В горле горит от неприязни к происходящему. А ещё — к себе. Потому что я‑то, наивный идиот, проживал всё, что было между нами, искренне. И меня морально тошнит теперь от любого воспоминания или всплывающего эха своих чувств. Благо это не зашло так далеко, чтобы я совсем пропал в ней. И мои коротящие контакты удалось быстро разъединить. Но стягивает это всё просто пиздец!
Хотя… я рад, что выговорился. Словно выплюнул всю эту горечь. Бабы — они иногда самовыгодные суки. Надо просто смириться.
Иду к подъезду, чувствуя на спине её взгляд. Несколько раз с чувством посылаю её про себя. Пусть наслаждается теперь своим выбором и клиникой. А я лучше подрочу, блять, в одиночестве, чем пущу её ещё раз в свою постель.
Поднимаюсь на площадку. Сосед открывает дверь и выносит за шкирку моего рыжего кота. Вопли второго слышу из‑за закрытой двери.
—Слушай, Стеф,— сердито.— Эта наглая морда…
—Это — Зидан,— аккуратно забираю за шкирку своего бандита.
—… погрыз у меня на балконе всю рыбу.
Сосед — рыбак и часто вялит рыбу на балконе.
—Лёх, ну… кошак же, инстинкты. Извини. Хочешь, я тебе тунцом отдам?
Опускает взгляд на мой пакет.
—Здоровый…
—Давай я его приготовлю, а ты бери пивко и ко мне — футбол смотреть. Россия‑Бельгия.
—А…— воодушевляется сосед.— Да не вопрос! Ща сгоняю…

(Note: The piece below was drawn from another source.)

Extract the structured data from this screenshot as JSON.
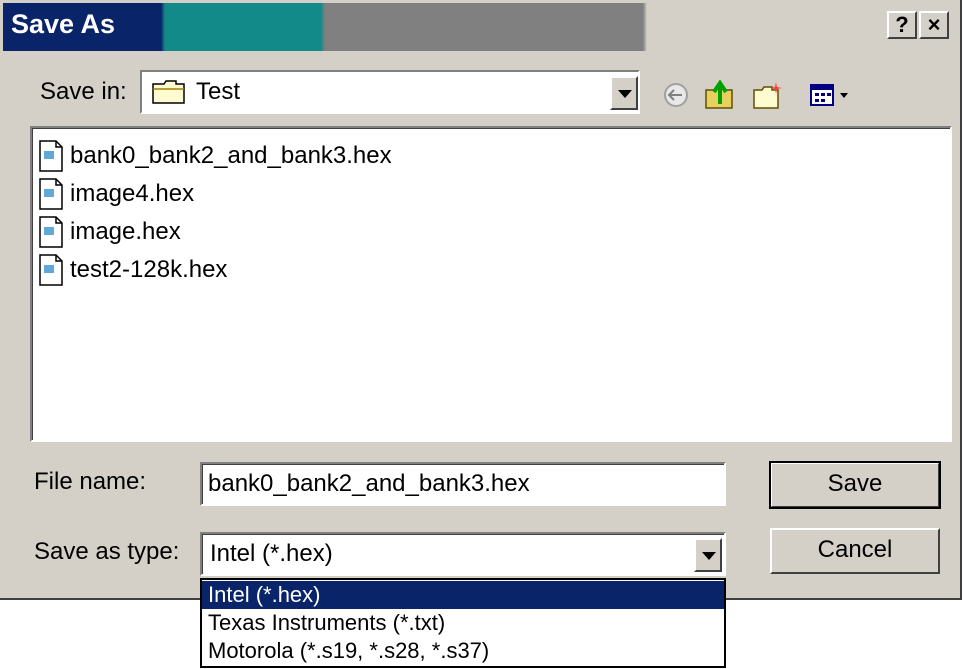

Зидан недовольно перебирает лапами в воздухе, требуя его отпустить. Ставлю пакет на пол. Открываю замок. Бросаю этого рыжего гада на пол. Чёрно‑белый Бэкхем настороженно обнюхивает Зидана. От того несёт рыбой.
—Ну вы чо, пацаны?— с претензией смотрю на котов.— Хорош по чужим балконам шариться!
Котяры, мурлыкая, трутся об мои ноги. Кто‑то в снег зимой выкинул около подъезда ещё котятами. Вот пришлось забрать. Пристроить так и не удалось. Так и живём.
—Жрать хотите? Ладно… пойдёмте, морды наглые.
Пинаю их мячик с колокольчиком. Оба летят наперегонки, отбирают его друг у друга лапами. Футболисты, блин…
Длинное узкое платье, подаренное Борисом, сжимает бёдра так, что мне тяжело двигаться. Я семеню, как гейша на окобо!